Across her first two novels, Yanagihara established a certain pain/pleasure dichotomy that was more than mere point-counterpoint; it reflected the symbiotic relationship between suffering and meaning—specifically found in our capacity to love—that is emotionally and thematically instructive to the stories Yanagihara seems compelled to tell. This remains much the case with her third novel, though in less explicit terms. Following the opera of miseries that was
A Little Life, her latest is far more sedate, for better and for worse. To her credit, it is somewhat more clear-headed and certainly more conceptual, employing a three-act structure that jumps forward one century with each part, moving from the mansions and walk-ups of late 1890s New York City to mid-20th–century Hawai‘i to a near-future totalitarian state ravaged by perpetual pandemics.

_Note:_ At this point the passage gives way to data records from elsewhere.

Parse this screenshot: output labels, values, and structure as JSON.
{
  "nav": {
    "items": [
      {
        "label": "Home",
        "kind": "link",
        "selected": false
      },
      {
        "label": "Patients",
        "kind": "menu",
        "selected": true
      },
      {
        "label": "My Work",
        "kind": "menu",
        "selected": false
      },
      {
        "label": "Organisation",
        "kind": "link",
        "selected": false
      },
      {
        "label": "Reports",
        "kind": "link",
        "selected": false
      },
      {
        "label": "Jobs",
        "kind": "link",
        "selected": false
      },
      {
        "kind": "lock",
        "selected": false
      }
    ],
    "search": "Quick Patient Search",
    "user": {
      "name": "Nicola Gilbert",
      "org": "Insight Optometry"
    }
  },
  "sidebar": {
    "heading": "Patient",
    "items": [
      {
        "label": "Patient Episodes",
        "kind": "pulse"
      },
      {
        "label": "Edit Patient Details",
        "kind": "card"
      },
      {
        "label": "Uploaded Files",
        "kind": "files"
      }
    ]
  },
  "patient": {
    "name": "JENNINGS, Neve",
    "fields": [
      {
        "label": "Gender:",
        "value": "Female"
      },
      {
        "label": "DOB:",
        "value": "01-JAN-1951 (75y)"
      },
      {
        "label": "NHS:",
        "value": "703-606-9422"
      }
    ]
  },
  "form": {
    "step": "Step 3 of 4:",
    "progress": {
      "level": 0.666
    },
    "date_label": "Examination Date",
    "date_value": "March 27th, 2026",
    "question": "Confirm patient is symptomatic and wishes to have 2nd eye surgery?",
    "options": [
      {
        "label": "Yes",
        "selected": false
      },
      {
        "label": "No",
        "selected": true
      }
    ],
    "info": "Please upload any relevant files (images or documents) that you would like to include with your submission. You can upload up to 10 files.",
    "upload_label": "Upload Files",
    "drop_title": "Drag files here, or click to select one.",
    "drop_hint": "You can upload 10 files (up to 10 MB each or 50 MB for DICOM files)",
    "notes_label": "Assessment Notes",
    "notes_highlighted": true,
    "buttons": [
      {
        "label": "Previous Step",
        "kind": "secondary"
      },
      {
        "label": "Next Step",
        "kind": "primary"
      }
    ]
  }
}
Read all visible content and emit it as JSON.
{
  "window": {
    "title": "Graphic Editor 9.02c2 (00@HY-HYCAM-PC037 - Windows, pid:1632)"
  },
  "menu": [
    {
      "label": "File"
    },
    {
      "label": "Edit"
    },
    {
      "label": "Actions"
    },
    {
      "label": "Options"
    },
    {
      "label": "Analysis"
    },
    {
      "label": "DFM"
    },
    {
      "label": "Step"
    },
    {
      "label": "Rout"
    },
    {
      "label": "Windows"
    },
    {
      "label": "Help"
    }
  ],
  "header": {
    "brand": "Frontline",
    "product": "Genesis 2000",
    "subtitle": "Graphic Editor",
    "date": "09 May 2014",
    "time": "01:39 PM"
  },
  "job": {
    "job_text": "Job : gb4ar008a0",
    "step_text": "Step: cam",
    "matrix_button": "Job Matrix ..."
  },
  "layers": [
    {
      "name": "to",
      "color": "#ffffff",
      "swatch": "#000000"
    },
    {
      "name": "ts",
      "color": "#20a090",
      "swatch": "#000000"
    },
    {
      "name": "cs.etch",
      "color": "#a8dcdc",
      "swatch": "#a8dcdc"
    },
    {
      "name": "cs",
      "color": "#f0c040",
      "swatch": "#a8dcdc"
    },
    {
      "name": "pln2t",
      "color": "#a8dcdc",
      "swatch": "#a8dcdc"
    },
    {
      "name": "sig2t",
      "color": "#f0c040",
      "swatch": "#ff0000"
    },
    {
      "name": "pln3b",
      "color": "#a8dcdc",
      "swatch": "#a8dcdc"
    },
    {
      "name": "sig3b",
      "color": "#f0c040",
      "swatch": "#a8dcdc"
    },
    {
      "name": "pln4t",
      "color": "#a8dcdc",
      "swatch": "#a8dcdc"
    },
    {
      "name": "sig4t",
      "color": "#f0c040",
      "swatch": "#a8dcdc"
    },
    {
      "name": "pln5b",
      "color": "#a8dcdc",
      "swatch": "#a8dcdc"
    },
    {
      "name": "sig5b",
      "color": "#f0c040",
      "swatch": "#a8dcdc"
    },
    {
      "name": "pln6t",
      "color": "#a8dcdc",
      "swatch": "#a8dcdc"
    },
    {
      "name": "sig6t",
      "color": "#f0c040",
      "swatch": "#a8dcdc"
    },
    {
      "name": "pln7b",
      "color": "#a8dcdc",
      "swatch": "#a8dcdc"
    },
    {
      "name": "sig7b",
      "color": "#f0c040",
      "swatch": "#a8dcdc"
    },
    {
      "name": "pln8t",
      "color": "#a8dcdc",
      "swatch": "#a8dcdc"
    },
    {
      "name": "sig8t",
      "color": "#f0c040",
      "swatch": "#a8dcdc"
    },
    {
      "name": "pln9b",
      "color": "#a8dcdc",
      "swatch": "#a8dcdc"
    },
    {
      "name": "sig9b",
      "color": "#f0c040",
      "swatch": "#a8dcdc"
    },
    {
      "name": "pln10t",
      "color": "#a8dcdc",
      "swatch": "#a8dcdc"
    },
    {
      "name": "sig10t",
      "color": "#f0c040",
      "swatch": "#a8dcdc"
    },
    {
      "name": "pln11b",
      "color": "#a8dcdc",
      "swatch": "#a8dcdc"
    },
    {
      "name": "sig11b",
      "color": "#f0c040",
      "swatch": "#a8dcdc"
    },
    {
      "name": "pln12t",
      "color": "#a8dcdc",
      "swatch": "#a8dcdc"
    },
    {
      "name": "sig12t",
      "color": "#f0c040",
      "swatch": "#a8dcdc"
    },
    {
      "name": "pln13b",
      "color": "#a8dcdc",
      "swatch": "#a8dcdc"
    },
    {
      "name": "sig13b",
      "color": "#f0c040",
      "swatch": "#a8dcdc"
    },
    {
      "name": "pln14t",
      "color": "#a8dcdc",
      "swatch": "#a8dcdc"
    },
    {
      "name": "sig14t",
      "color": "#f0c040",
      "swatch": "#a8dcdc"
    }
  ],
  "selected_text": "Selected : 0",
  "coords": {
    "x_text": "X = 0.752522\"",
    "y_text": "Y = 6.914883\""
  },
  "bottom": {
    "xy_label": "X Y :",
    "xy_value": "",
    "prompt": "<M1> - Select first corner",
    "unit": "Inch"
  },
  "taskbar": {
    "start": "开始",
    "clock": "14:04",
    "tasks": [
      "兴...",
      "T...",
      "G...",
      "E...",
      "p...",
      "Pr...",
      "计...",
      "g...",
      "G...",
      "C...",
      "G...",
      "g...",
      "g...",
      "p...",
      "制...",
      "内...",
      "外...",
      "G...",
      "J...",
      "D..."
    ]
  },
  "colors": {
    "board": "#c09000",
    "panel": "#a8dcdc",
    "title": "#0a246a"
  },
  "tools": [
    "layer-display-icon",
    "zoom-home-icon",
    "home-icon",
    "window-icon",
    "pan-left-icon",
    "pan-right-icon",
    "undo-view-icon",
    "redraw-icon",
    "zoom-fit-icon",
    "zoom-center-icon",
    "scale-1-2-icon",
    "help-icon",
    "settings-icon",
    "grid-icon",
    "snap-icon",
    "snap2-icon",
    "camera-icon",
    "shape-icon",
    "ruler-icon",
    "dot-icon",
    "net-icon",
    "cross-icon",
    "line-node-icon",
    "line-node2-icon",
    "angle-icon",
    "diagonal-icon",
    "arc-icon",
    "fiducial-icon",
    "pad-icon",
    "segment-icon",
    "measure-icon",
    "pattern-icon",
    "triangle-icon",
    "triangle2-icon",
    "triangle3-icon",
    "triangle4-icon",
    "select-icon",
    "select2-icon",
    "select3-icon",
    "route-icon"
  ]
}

But while Yanagihara has faced accusations of miserablism and melodramatic hysteria, any indulgence here is cast instead toward establishing psychological and cultural acuity. She elongates each component part of her triptych narrative and excavates the crevices of character psyches with almost obsessive detail—something of an inverse of A Little Life’s swirling emotional tempest, though her patience with incident can border on paralysis at an unearned 700-plus pages. The narrative still impresses in spurts, particularly when it skews more erudite, but such littered pleasures are suggestive of an author at waypoint rather than destination, confidently forging new terrain but wandering too long in its unfamiliar territory.
VERDICT A distinct left turn for Yanagihara, one rooted in more mature social and psychological nuance but which the author is unequipped to support, either emotionally or formally, at its long-winded length.